By Madelaine B. Miraflor
The National Food Authority (NFA), which will soon no longer be allowed to import rice, is now waiting for the delivery of the last batch of imported rice it procured last year.
A data from the state-run grains agency showed that of the rice imports contract awarded last year, a total of 1.01 million metric tons have already been delivered in the country.
To recall, NFA was authorized to procure as much as 1.25 million MT of rice through a series of government-to-government importation and open tender scheme last year. Most of this supposed needed supply, or around 750,000 MT, was only secured in the last few weeks of December.
NFA said that the balance of 236,196 MT of rice from last year’s importation is now in “transit and expected to arrive soon”.
“With the continued arrival of our rice imports, we are making the low-priced good quality NFA rice more accessible to more consumers across the country,” NFA acting administrator Tomas R. Escarez said.
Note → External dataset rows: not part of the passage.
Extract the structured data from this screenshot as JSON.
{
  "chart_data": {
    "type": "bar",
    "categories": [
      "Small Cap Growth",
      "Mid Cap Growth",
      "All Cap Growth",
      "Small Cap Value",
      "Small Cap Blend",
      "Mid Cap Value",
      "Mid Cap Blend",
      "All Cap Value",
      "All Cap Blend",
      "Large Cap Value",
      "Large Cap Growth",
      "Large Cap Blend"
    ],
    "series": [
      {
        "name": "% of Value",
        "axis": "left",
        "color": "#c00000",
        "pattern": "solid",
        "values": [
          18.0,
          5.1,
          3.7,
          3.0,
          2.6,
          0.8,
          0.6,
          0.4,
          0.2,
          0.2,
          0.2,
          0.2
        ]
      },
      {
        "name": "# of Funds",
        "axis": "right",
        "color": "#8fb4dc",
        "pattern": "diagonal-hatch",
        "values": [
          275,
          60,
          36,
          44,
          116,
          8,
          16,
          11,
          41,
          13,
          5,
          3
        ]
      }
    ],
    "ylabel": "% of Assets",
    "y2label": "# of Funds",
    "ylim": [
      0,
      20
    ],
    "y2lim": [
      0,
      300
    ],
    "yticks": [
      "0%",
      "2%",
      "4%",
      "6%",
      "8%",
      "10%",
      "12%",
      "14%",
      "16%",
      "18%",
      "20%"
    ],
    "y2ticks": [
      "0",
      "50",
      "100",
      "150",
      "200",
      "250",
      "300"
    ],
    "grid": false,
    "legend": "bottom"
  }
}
“As rice import deliveries come on a staggered basis, through the various designated ports across the country, we deliver rice to our outlets on a first in-first out basis to avoid deterioration and ensure that what we sell are fresh stocks all the time,” he added.
As of now, NFA’s share in the rice market already went up from an average of 9.18 percent in 2018 to 11.76 percent for the month of January 2019, thanks to the imported supply that arrived and was delivered to the agency’s warehouse.
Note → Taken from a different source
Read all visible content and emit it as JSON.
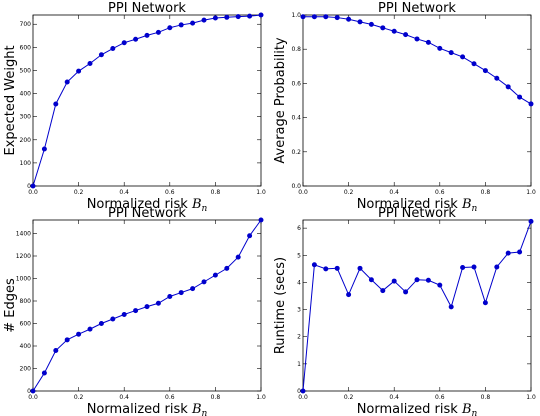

This will be the last batch of imported rice to enter the country that will pass through the supervision of NFA.
Once the Rice Tariffication Bill is either signed by President Rodrigo Duterte or lapsed into law by February 17, NFA will no longer have regulatory functions and will only be allowed to boost its stocks through local palay procurement.
There are now groups asking Duterte to veto the bill, saying that leaving rice importation to the ‘open market’ will be dangerous.
The Rice Tariffication Law, according to Federation of Free Farmers, will “practically remove all” restrictions on rice imports and will allow any importer to bring in unlimited volumes of rice from abroad and and at any time, even if local farmers are harvesting.
This, as importers will only need to secure a food safety certificate from the Bureau of Plant Industry (BPI).
In an open letter to Duterte, the grains industry stakeholders, including the farmers, describe this certain provision of the Rice Tariffication Law as “anti-people.”
Moreover, they said the removal of the stabilization and regulatory functions of the NFA will expose rice prices and supply to manipulation by the private sector. They also fear that the absence of government control will lead to a more powerful rice cartel in the country.
Amid these concerns, Escarez said NFA will do its best to sustain the presence of NFA rice in the market to ensure that its target beneficiaries – the poor and marginalized sector – will have continuous supply of affordable good quality rice anywhere in the country.
NFA had so far accredited more than 6,000 additional rice outlets in January 2019, bringing the total outlets selling NFA rice at P27 and P32 per kilo to 26,879 nationwide.
“We assure our NFA rice customers, especially those in highly urban, marginalized areas and island provinces, that their low-priced good quality rice will be available throughout the year. Based on our average daily sales, our imported rice stocks will last until August this year,” Escarez said.